The Video Privacy Protection Act, or How Not to Write a Law

The Seventh Circuit Court of Appeals dismisses class action against Redbox, blasting the Video Privacy Protect Act as "not well drafted." Too late, Netflix.

Redbox, the giant DVD-rental kiosk operator, has escaped a class action lawsuit because lawmakers in the 1980s didn't do a particularly good job of writing laws.

The plaintiffs sued Redbox for maintaining a "veritable digital dossier" on millions of its customers. The company held onto credit card information, contact and billing data, and most problematically, records of customers' video viewing history. That last part potentially put the company in violation of the Video Privacy Protection Act, which Congress enacted in 1988 after Supreme Court justice nominee Robert Bork's rental history was leaked to a newspaper.

It's currently a crime to hold onto old video viewing records for too long and to disclose this private information. Just one problem: In the rush to pass the legislation, Congress completely bungled the penalties. Proof lies in a decision published last week by the 7th Circuit Court of Appeals. which killed the plaintiffs' multimillion-dollar claims against Redbox.

Redbox pushed to have the lawsuit dismissed on grounds that penalties from one section of the VPPA -- talking about "wrongful disclosure of video tape rental or sales records" -- couldn't enforce another section of the VPPA -- talking about "destruction of old records."

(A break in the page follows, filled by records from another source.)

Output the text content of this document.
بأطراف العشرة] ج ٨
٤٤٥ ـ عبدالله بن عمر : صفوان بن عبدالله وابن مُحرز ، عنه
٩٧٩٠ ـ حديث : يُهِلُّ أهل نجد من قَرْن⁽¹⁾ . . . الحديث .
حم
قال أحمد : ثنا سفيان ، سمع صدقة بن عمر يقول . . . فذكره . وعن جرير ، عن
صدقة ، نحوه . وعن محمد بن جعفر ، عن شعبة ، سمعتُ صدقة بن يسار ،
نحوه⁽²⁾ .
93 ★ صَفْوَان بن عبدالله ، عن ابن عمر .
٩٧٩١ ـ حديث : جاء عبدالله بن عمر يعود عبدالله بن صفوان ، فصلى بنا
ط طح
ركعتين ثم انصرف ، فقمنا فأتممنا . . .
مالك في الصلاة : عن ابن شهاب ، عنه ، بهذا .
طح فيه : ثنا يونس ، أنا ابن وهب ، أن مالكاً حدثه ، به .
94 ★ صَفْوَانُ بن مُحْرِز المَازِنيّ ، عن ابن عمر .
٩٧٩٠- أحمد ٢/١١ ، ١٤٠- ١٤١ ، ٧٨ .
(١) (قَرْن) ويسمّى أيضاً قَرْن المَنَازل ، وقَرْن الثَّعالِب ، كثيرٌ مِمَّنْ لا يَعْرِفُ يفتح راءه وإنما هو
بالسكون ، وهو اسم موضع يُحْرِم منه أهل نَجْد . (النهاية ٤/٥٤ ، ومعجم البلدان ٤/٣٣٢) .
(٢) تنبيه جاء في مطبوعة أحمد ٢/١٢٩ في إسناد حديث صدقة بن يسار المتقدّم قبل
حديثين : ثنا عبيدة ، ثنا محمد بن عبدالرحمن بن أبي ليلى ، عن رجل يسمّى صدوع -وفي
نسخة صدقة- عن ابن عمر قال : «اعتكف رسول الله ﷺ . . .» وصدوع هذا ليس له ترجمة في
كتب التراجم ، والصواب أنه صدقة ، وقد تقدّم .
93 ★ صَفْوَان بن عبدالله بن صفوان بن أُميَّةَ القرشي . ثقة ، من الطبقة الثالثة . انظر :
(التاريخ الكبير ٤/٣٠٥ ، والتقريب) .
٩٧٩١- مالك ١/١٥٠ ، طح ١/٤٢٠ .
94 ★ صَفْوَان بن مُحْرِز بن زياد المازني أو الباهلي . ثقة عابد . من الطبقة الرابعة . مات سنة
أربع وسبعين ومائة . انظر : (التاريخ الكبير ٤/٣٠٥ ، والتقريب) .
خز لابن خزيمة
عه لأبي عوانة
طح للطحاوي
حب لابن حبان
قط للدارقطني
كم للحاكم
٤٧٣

A district court judge denied the motion to dismiss, so Redbox filed an interlocutory appeal at the 7th Circuit. The challenge landed on the desk of Circuit Judge Richard Posner, who has written a scathing rebuke of the way VPPA was drafted.

The VPPA has different parts. Here's a run-down:

  • Section A defines terms like "consumer" and "personally identifiable information."
  • Section B outlines the liability for those who knowingly disclose video data.
  • Section C covers what the damages are for violations.
  • Section D safeguards info turned up in any resulting case.
  • Section E tells companies they must "destroy personally identifiable information as soon as practicable, but no later than one year from the date the information is no longer necessary for the purpose for which it was collected."

So Posner asks, what the hell?

He writes:

"If (c) appeared after all the prohibitions, which is to say after (d) and (e) as well as (b), the natural inference would be that any violator of any of the prohibitions could be sued for damages. But instead (c) appears after just the first prohibition, the one in subsection (b), prohibiting disclosure.This placement could be an accident, but we agree with the only reported appellate case to address the issue...that it is not; that the more plausible interpretation is that it is limited to enforcing the prohibition of disclosure."

The plaintiffs sued Redbox for not destroying data, but Judge Posner determines that it's unclear whether there's any penalties for this. If only lawmakers had switched the order of provisions (c) and (e) in this law, the plaintiffs could have gotten to trial.

Meanwhile, Netflix, which has been organizing a furious lobbying campaign for many months to overturn the VPPA, faced a similar class action lawsuit for not destroying consumer records. The company backed down -- perhaps too soon. The company paid $9 million last month to settle claims from individuals who say that Netflix maintained video-viewing information in databases long after they had canceled the service. Oops. Millions of dollars spent for nothing? Yes, we keep records too.